Make sure your WordPress is up to date
Your WordPress website won’t be so slow if you update it to the latest version. You have to do this manually since your hosting provider will not do this for you automatically. If you didn’t do this recently, you would probably need to update from PHP5.6 to PHP7.3. Once the updating is done, you are good to go, at least until December of 2022.
It is imperative to back up your website before you perform any updates. The main reason to do this is that upgrading can sometimes break your website due to incompatible themes or plugins. Also, first, check if your web host supports the latest version. Use Display PHP Version to check your current WordPress version and PHP Compatibility Checker to check plugin and theme compatibility. After reviewing these, it is all downstream with PHP Version Manager in your hosting account.
Check your themes and plugins
Always use themes and plugins that are optimized for speed and size. Lightweight themes and plugins will dramatically decrease your website’s loading time. We recommend using the Sage WordPress theme.
Sage is by far the fastest WordPress theme that will also make your website mobile-friendly. Most themes clutter your website with a ton of megabytes of unnecessary code. Sage Framework doesn’t ship huge amounts of unnecessary components.
It provides structured semantic code with a streamlined development process. As a result, you get full responsiveness and less load time for your website across all devices. And, as we have already said, site speed has an enormous effect on your conversion rates.

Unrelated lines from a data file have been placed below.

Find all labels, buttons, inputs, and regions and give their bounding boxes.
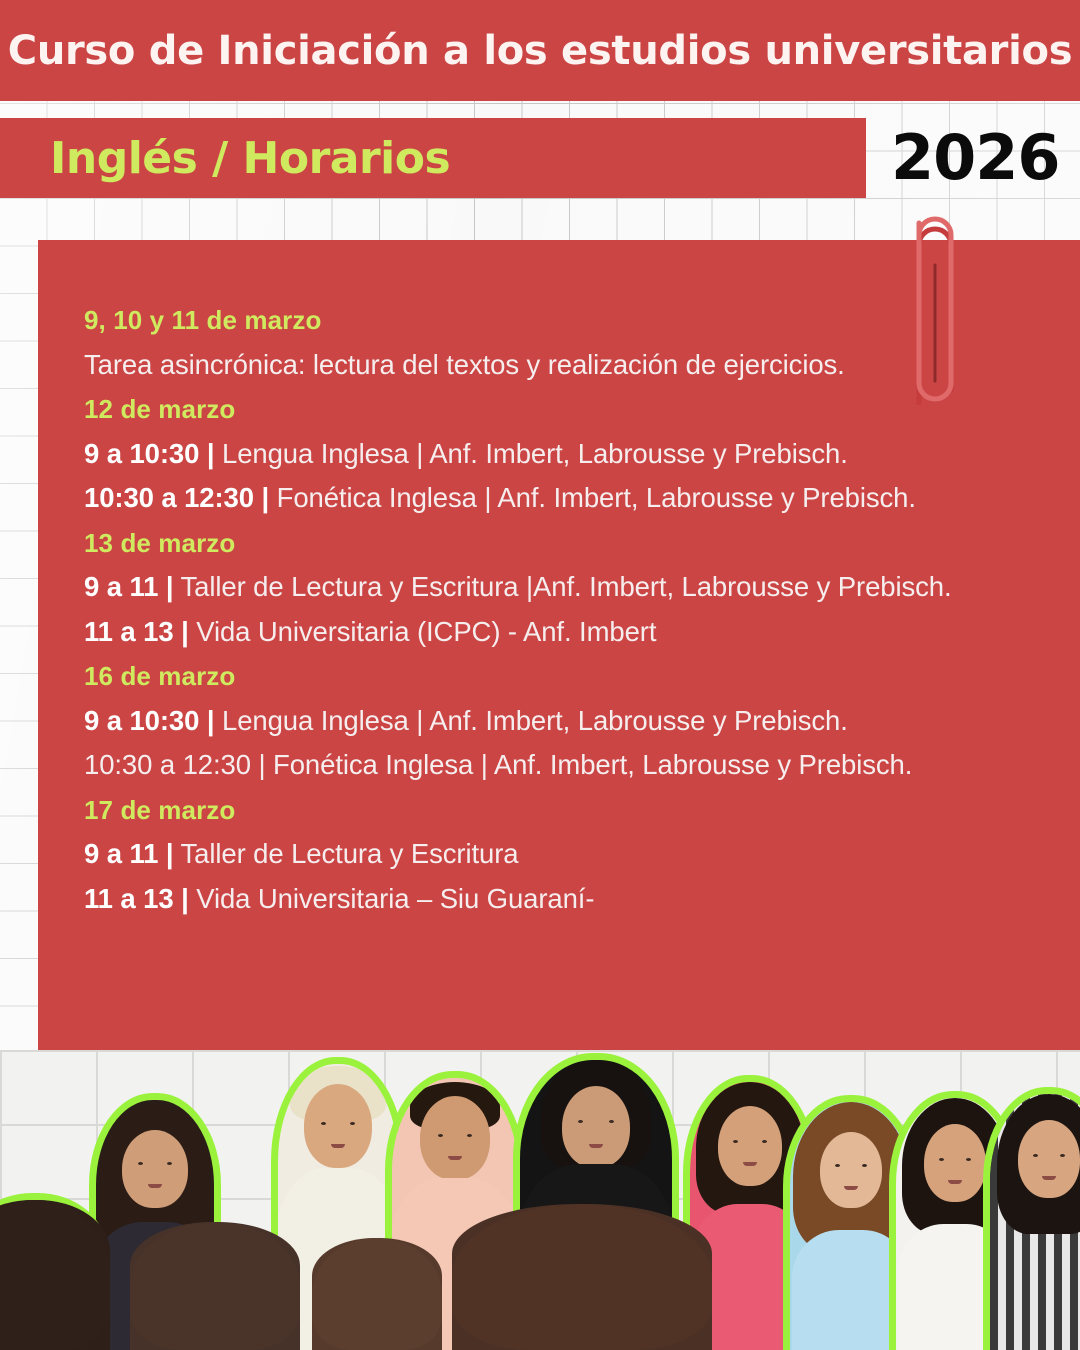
- course-title-banner: Curso de Iniciación a los estudios unive…: [0, 0, 1080, 101]
- schedule-entry: 9 a 11 | Taller de Lectura y Escritura: [84, 832, 1038, 877]
- student-photo: [0, 1200, 110, 1350]
- schedule-entry: 11 a 13 | Vida Universitaria – Siu Guara…: [84, 877, 1038, 922]
- schedule-entry: 10:30 a 12:30 | Fonética Inglesa | Anf. …: [84, 476, 1038, 521]
- subtitle-banner: Inglés / Horarios: [0, 118, 866, 198]
- foreground-students-row: [0, 1190, 1080, 1350]
- subtitle-label: Inglés / Horarios: [0, 133, 450, 184]
- schedule-entry: 10:30 a 12:30 | Fonética Inglesa | Anf. …: [84, 743, 1038, 788]
- schedule-entry: 9 a 11 | Taller de Lectura y Escritura |…: [84, 565, 1014, 610]
- schedule-card: 9, 10 y 11 de marzo Tarea asincrónica: l…: [38, 240, 1080, 1092]
- student-photo-collage: [0, 1050, 1080, 1350]
- student-photo: [130, 1222, 300, 1350]
- schedule-entry: 9 a 10:30 | Lengua Inglesa | Anf. Imbert…: [84, 699, 1038, 744]
- schedule-date-heading: 12 de marzo: [84, 387, 1038, 432]
- schedule-date-heading: 9, 10 y 11 de marzo: [84, 298, 1038, 343]
- schedule-entry: 9 a 10:30 | Lengua Inglesa | Anf. Imbert…: [84, 432, 1038, 477]
- schedule-date-heading: 17 de marzo: [84, 788, 1038, 833]
- schedule-list: 9, 10 y 11 de marzo Tarea asincrónica: l…: [38, 240, 1038, 921]
- schedule-entry: 11 a 13 | Vida Universitaria (ICPC) - An…: [84, 610, 1038, 655]
- student-photo: [312, 1238, 442, 1350]
- year-label: 2026: [891, 122, 1060, 194]
- page-title: Curso de Iniciación a los estudios unive…: [8, 28, 1072, 74]
- student-photo: [452, 1204, 712, 1350]
- schedule-date-heading: 13 de marzo: [84, 521, 1038, 566]
- schedule-entry: Tarea asincrónica: lectura del textos y …: [84, 343, 1038, 388]
- schedule-date-heading: 16 de marzo: [84, 654, 1038, 699]
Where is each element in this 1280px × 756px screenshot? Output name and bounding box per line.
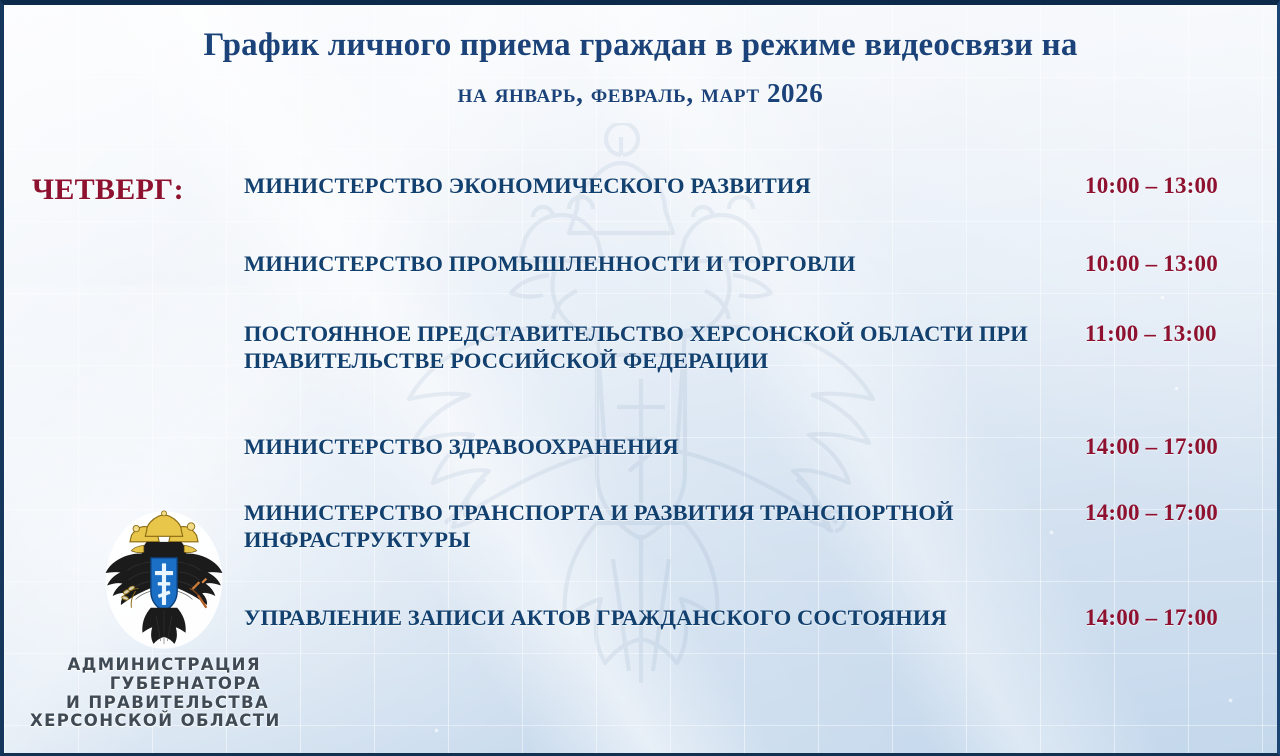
organization-column: МИНИСТЕРСТВО ТРАНСПОРТА И РАЗВИТИЯ ТРАНС… (244, 500, 1079, 553)
page-title: График личного приема граждан в режиме в… (4, 27, 1277, 64)
table-row: ПОСТОЯННОЕ ПРЕДСТАВИТЕЛЬСТВО ХЕРСОНСКОЙ … (4, 321, 1280, 374)
organization-name: ПОСТОЯННОЕ ПРЕДСТАВИТЕЛЬСТВО ХЕРСОНСКОЙ … (244, 321, 1067, 374)
logo-caption-line: ХЕРСОНСКОЙ ОБЛАСТИ (30, 712, 261, 731)
table-row: ЧЕТВЕРГ: МИНИСТЕРСТВО ЭКОНОМИЧЕСКОГО РАЗ… (4, 173, 1280, 206)
presentation-slide: График личного приема граждан в режиме в… (0, 0, 1280, 756)
organization-column: МИНИСТЕРСТВО ЗДРАВООХРАНЕНИЯ (244, 434, 1079, 460)
organization-name: УПРАВЛЕНИЕ ЗАПИСИ АКТОВ ГРАЖДАНСКОГО СОС… (244, 605, 1067, 631)
time-column: 10:00 – 13:00 (1079, 251, 1280, 277)
organization-name: МИНИСТЕРСТВО ЭКОНОМИЧЕСКОГО РАЗВИТИЯ (244, 173, 1067, 199)
time-column: 14:00 – 17:00 (1079, 434, 1280, 460)
time-column: 10:00 – 13:00 (1079, 173, 1280, 199)
logo-caption: АДМИНИСТРАЦИЯ ГУБЕРНАТОРА И ПРАВИТЕЛЬСТВ… (66, 656, 261, 731)
day-column: ЧЕТВЕРГ: (4, 173, 244, 206)
organization-name: МИНИСТЕРСТВО ПРОМЫШЛЕННОСТИ И ТОРГОВЛИ (244, 251, 1067, 277)
logo-caption-line: ГУБЕРНАТОРА (66, 675, 261, 694)
sparkle-dot (434, 728, 439, 733)
appointment-time: 10:00 – 13:00 (1085, 251, 1280, 277)
double-headed-eagle-icon (105, 510, 223, 650)
organization-column: МИНИСТЕРСТВО ПРОМЫШЛЕННОСТИ И ТОРГОВЛИ (244, 251, 1079, 277)
day-label-thursday: ЧЕТВЕРГ: (32, 173, 244, 206)
table-row: МИНИСТЕРСТВО ПРОМЫШЛЕННОСТИ И ТОРГОВЛИ 1… (4, 251, 1280, 277)
table-row: МИНИСТЕРСТВО ЗДРАВООХРАНЕНИЯ 14:00 – 17:… (4, 434, 1280, 460)
organization-column: УПРАВЛЕНИЕ ЗАПИСИ АКТОВ ГРАЖДАНСКОГО СОС… (244, 605, 1079, 631)
appointment-time: 14:00 – 17:00 (1085, 434, 1280, 460)
time-column: 14:00 – 17:00 (1079, 500, 1280, 526)
administration-logo: АДМИНИСТРАЦИЯ ГУБЕРНАТОРА И ПРАВИТЕЛЬСТВ… (66, 510, 261, 731)
page-subtitle: на январь, февраль, март 2026 (4, 78, 1277, 109)
organization-column: МИНИСТЕРСТВО ЭКОНОМИЧЕСКОГО РАЗВИТИЯ (244, 173, 1079, 199)
organization-name: МИНИСТЕРСТВО ЗДРАВООХРАНЕНИЯ (244, 434, 1067, 460)
appointment-time: 11:00 – 13:00 (1085, 321, 1280, 347)
logo-caption-line: И ПРАВИТЕЛЬСТВА (66, 694, 261, 713)
appointment-time: 14:00 – 17:00 (1085, 500, 1280, 526)
appointment-time: 14:00 – 17:00 (1085, 605, 1280, 631)
sparkle-dot (1228, 698, 1233, 703)
time-column: 14:00 – 17:00 (1079, 605, 1280, 631)
appointment-time: 10:00 – 13:00 (1085, 173, 1280, 199)
organization-column: ПОСТОЯННОЕ ПРЕДСТАВИТЕЛЬСТВО ХЕРСОНСКОЙ … (244, 321, 1079, 374)
time-column: 11:00 – 13:00 (1079, 321, 1280, 347)
organization-name: МИНИСТЕРСТВО ТРАНСПОРТА И РАЗВИТИЯ ТРАНС… (244, 500, 1067, 553)
logo-caption-line: АДМИНИСТРАЦИЯ (66, 656, 261, 675)
slide-header: График личного приема граждан в режиме в… (4, 27, 1277, 109)
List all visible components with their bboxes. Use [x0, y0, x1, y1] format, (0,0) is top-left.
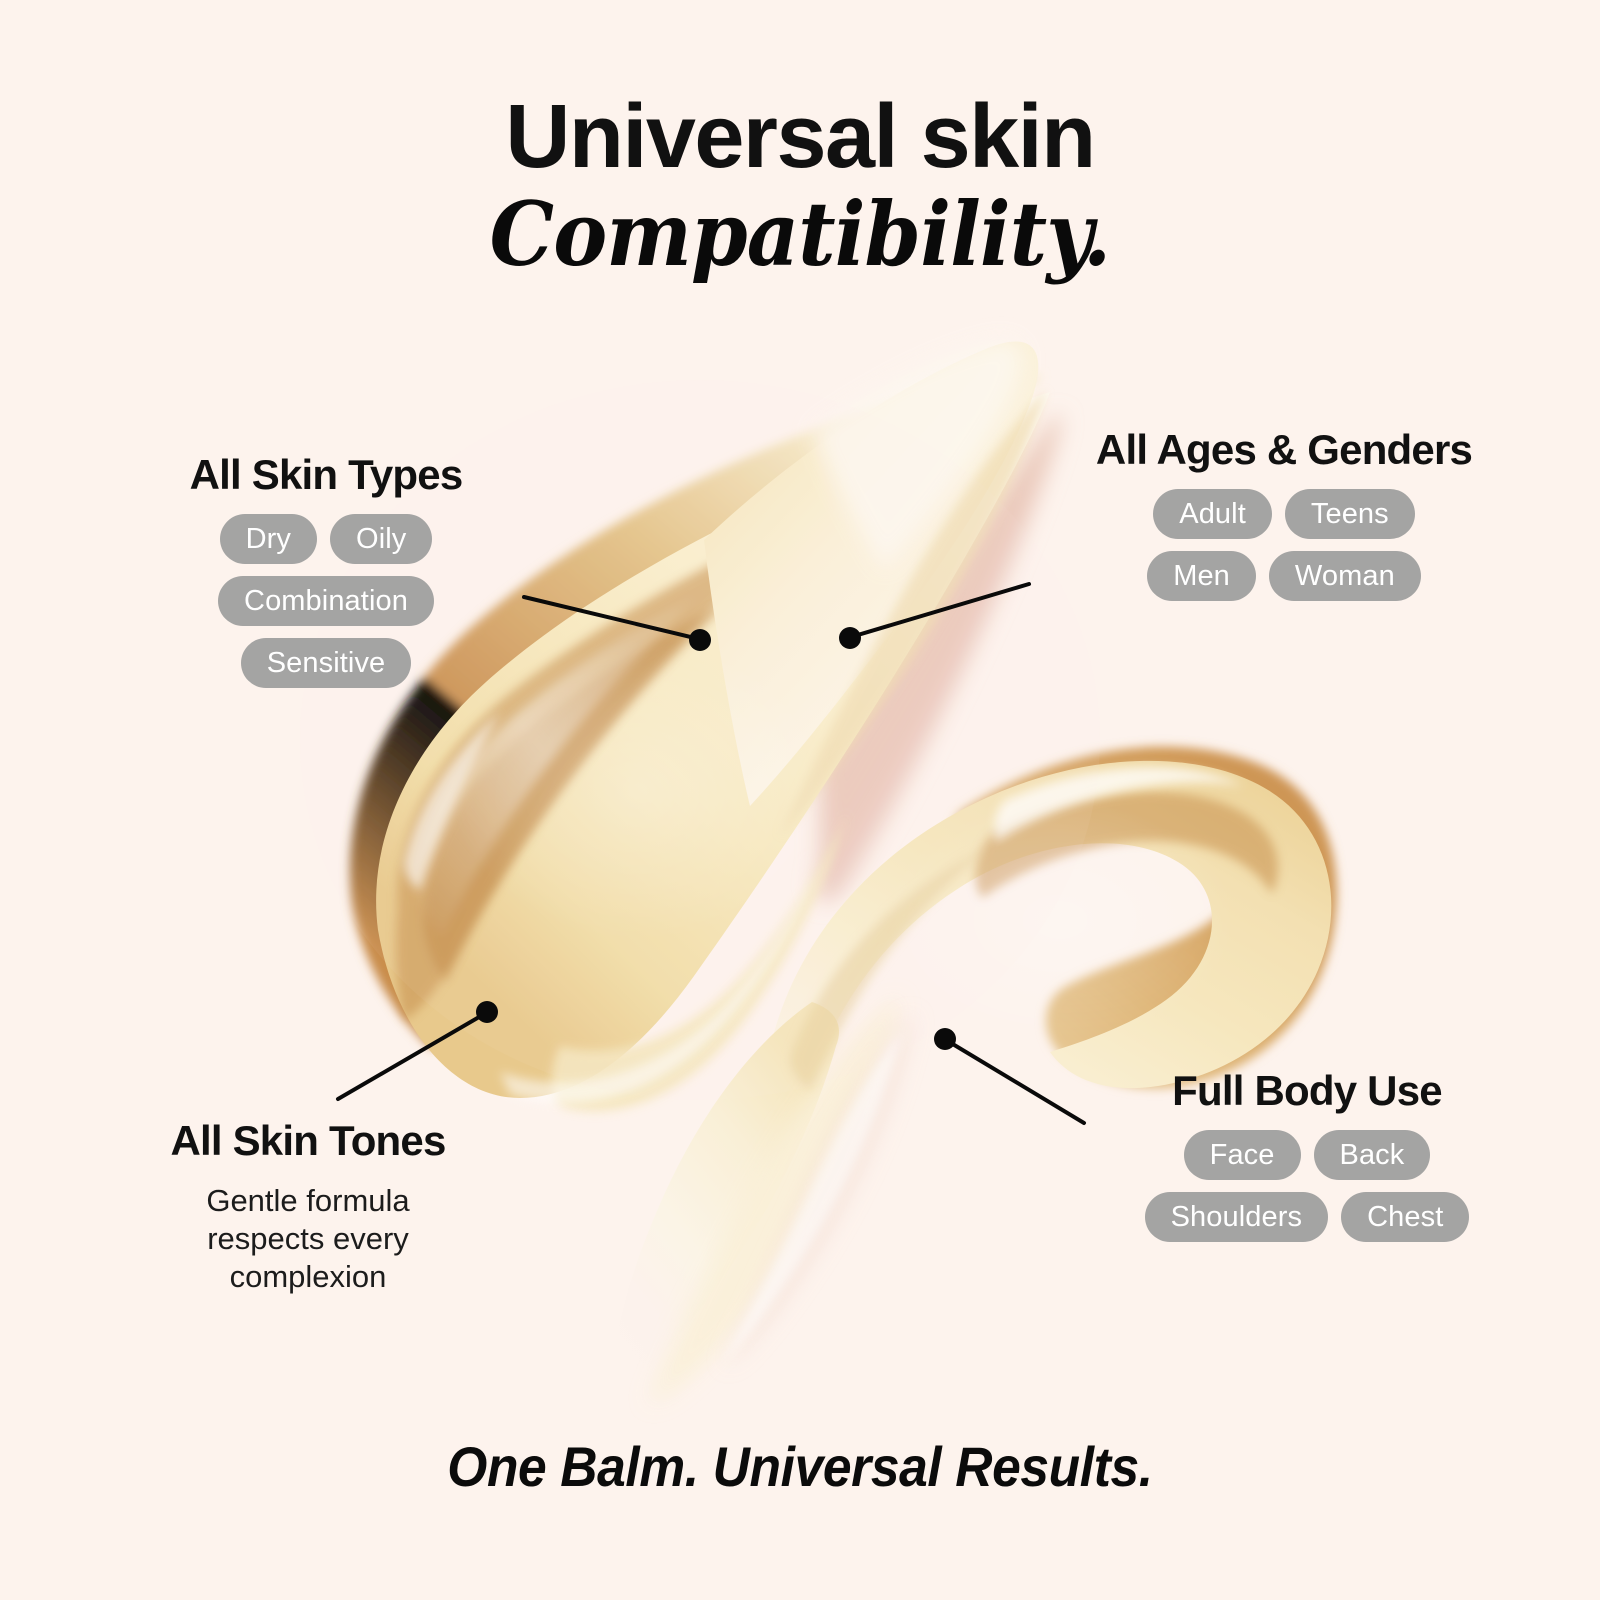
- pill-adult[interactable]: Adult: [1153, 489, 1272, 539]
- pill-oily[interactable]: Oily: [330, 514, 432, 564]
- connector-line-ages: [851, 584, 1029, 637]
- pill-woman[interactable]: Woman: [1269, 551, 1421, 601]
- pill-dry[interactable]: Dry: [220, 514, 317, 564]
- connector-line-skin-tones: [338, 1013, 486, 1099]
- connector-dot-skin-types: [689, 629, 711, 651]
- pill-row: Sensitive: [176, 638, 476, 688]
- connector-dot-ages: [839, 627, 861, 649]
- connector-line-body-use: [946, 1040, 1084, 1123]
- callout-all-skin-tones: All Skin Tones Gentle formula respects e…: [152, 1118, 464, 1296]
- pill-row: Men Woman: [1068, 551, 1500, 601]
- pill-row: Adult Teens: [1068, 489, 1500, 539]
- callout-title-ages-genders: All Ages & Genders: [1068, 427, 1500, 473]
- footer-tagline: One Balm. Universal Results.: [64, 1434, 1536, 1499]
- callout-all-skin-types: All Skin Types Dry Oily Combination Sens…: [176, 452, 476, 700]
- pill-teens[interactable]: Teens: [1285, 489, 1415, 539]
- pill-shoulders[interactable]: Shoulders: [1145, 1192, 1329, 1242]
- pill-back[interactable]: Back: [1314, 1130, 1431, 1180]
- pill-row: Shoulders Chest: [1112, 1192, 1502, 1242]
- pill-row: Dry Oily: [176, 514, 476, 564]
- pill-row: Face Back: [1112, 1130, 1502, 1180]
- headline-line-2: Compatibility.: [64, 184, 1536, 285]
- connector-dot-skin-tones: [476, 1001, 498, 1023]
- connector-dot-body-use: [934, 1028, 956, 1050]
- pill-combination[interactable]: Combination: [218, 576, 434, 626]
- pill-chest[interactable]: Chest: [1341, 1192, 1469, 1242]
- headline-line-1: Universal skin: [0, 92, 1600, 184]
- page-title: Universal skin Compatibility.: [0, 92, 1600, 285]
- callout-subtitle-skin-tones: Gentle formula respects every complexion: [152, 1182, 464, 1295]
- callout-title-skin-types: All Skin Types: [176, 452, 476, 498]
- connector-line-skin-types: [524, 597, 699, 639]
- callout-full-body-use: Full Body Use Face Back Shoulders Chest: [1112, 1068, 1502, 1254]
- callout-title-body-use: Full Body Use: [1112, 1068, 1502, 1114]
- callout-title-skin-tones: All Skin Tones: [152, 1118, 464, 1164]
- pill-row: Combination: [176, 576, 476, 626]
- pill-face[interactable]: Face: [1184, 1130, 1301, 1180]
- pill-group-ages-genders: Adult Teens Men Woman: [1068, 489, 1500, 601]
- infographic-poster: Universal skin Compatibility. All Skin T…: [0, 0, 1600, 1600]
- pill-group-body-use: Face Back Shoulders Chest: [1112, 1130, 1502, 1242]
- pill-group-skin-types: Dry Oily Combination Sensitive: [176, 514, 476, 688]
- callout-all-ages-genders: All Ages & Genders Adult Teens Men Woman: [1068, 427, 1500, 613]
- pill-men[interactable]: Men: [1147, 551, 1256, 601]
- pill-sensitive[interactable]: Sensitive: [241, 638, 412, 688]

When it comes to plugins, make sure to use only those necessary for your site to run correctly. You probably have some left-out plugins that were used on just a couple of posts. If you are not using them anymore, don’t let them slow you down and uninstall them.
Clean your database
You need to do a database cleanup every once in a while. Doing it every couple of weeks is just fine. Check these items and delete everything that you won’t be needing but takes up valuable space:
- Spam comments
- Trash posts and comments
- Post revisions
- Post drafts
- Trackbacks
- Pingbacks
- Unused database tables
- Expired transient options
In case your caching plugin doesn’t include database cleanup, we recommend using the WP-Optimize plugin. This plugin also provides caching, so you should disable the feature if you already use another caching plugin.
Final thoughts
At this point, we have covered all of the possible reasons why your WordPress website is so slow. We hope to have helped with those laggy response times. Everyone loves visiting and spending time on fast and responsive websites. Now that your website is lightning-fast, it is only a matter of time before you see the boost in rankings, improved conversion rates and crawlability for search engines, more time on site, and lower bounce rates.